Investoren sind gegenüber festverzinslichen Anleihen zunehmend skeptisch eingestellt. Die tiefen Renditen und die drohende Gefahr von Wertverlusten bei einem Zinsanstieg lässt Anleger nach Alternativen zu den scheinbar unattraktiven Rentenpapieren suchen. Dabei werden oft dividendenstarke Aktien als möglicher Ersatz für Anleihen genannt. Bei genauer Betrachtung zeigt sich, dass hier sprichwörtlich Äpfel mit Birnen verglichen werden. Dividendenaktien unterscheiden sich nur wenig von anderen Aktienanlagen und eignen sich aufgrund des höheren Risikos nicht als Ersatz für Anleihen.

Lukas Riesen

Hohe Dividende oder tiefer Aktienkurs?
Das Erkennen von Dividendenaktien ist einfach. Die Dividendenrendite wird berechnet, indem die ausgeschüttete Dividende durch den Kurswert der Aktie geteilt wird. Ist dieses Verhältnis überdurchschnittlich hoch, erhält die Aktie das Prädikat Dividendenaktie. Aufgrund der zurzeit historisch tiefen Zinsen liegt die Dividendenrendite in vielen Fällen über der Rendite risikoarmer Anleihen. Daher stellen sich viele Investoren die Frage, ob Dividendenaktien bei vergleichbarem Risiko höhere Einnahmen generieren als festverzinsliche Anleihen.

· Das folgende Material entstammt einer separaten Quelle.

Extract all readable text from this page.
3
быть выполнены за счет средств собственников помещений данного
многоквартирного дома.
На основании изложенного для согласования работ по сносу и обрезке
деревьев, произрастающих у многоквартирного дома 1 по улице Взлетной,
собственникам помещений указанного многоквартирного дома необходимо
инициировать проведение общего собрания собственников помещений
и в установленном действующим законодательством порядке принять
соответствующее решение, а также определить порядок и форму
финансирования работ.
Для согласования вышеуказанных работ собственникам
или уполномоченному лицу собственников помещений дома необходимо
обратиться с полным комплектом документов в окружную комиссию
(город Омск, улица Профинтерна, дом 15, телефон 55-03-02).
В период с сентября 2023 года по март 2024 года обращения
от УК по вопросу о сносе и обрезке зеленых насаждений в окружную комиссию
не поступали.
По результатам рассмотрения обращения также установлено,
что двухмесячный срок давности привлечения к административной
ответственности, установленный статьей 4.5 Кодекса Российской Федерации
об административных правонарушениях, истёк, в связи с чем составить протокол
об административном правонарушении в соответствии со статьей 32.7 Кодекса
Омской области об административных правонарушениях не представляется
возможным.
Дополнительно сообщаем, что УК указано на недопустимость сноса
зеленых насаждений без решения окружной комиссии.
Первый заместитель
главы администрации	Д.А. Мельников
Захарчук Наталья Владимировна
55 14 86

Wären Kursverluste auf Dividendenaktien stets nur vorübergehender Natur und die ausgeschütteten Dividenden immer konstant, wären solche Titel tatsächlich ein möglicher Ersatz für Anleihen. Dies ist in der Praxis leider nicht der Fall, denn die Verhältniszahl zwischen Dividendenausschüttung und Kurswert sagt wenig über die Attraktivität einer Aktie aus. Eine hohe Dividendenrendite kann schlicht durch einen tiefen Aktienkurs begründet sein. Ebenso wenig muss eine konstante Dividendenrendite im Interesse des Investors sein, wie das Beispiel des Energiekonzerns E.ON exemplarisch zeigt. Die Dividendenrendite von E.ON veränderte sich in den letzten Jahren erstaunlich wenig, da sich sowohl Dividende als auch Aktienkurs deutlich reduziert haben.

Laufende Einnahmen nicht garantiert
Während bei Anleihen die Höhe des Zinscoupons vertraglich geregelt ist, hängt bei Aktien die Zahlung einer Dividende von der Fähigkeit der Unternehmung, einen positiven Geldfluss zu generieren, und vom Willen, diesen dem Aktionär auch auszuschütten, ab. Zusätzlich kennt der Investor bei einer Anleihe die Höhe und den Zeitpunkt der Rückzahlung. Da eine Aktie naturgemäß keine Rückzahlung vorsieht, ist der Aktionär abhängig vom zukünftig vorherrschenden Marktpreis. Folglich können laufende Ausgaben nur dann mit Dividendenaktien gedeckt werden, wenn der Investor zusätzlich über eine Liquiditätsreserve verfügt oder bereit ist, bei Bedarf einen Teil der Aktien zu verkaufen um die benötigte Liquidität zu beschaffen.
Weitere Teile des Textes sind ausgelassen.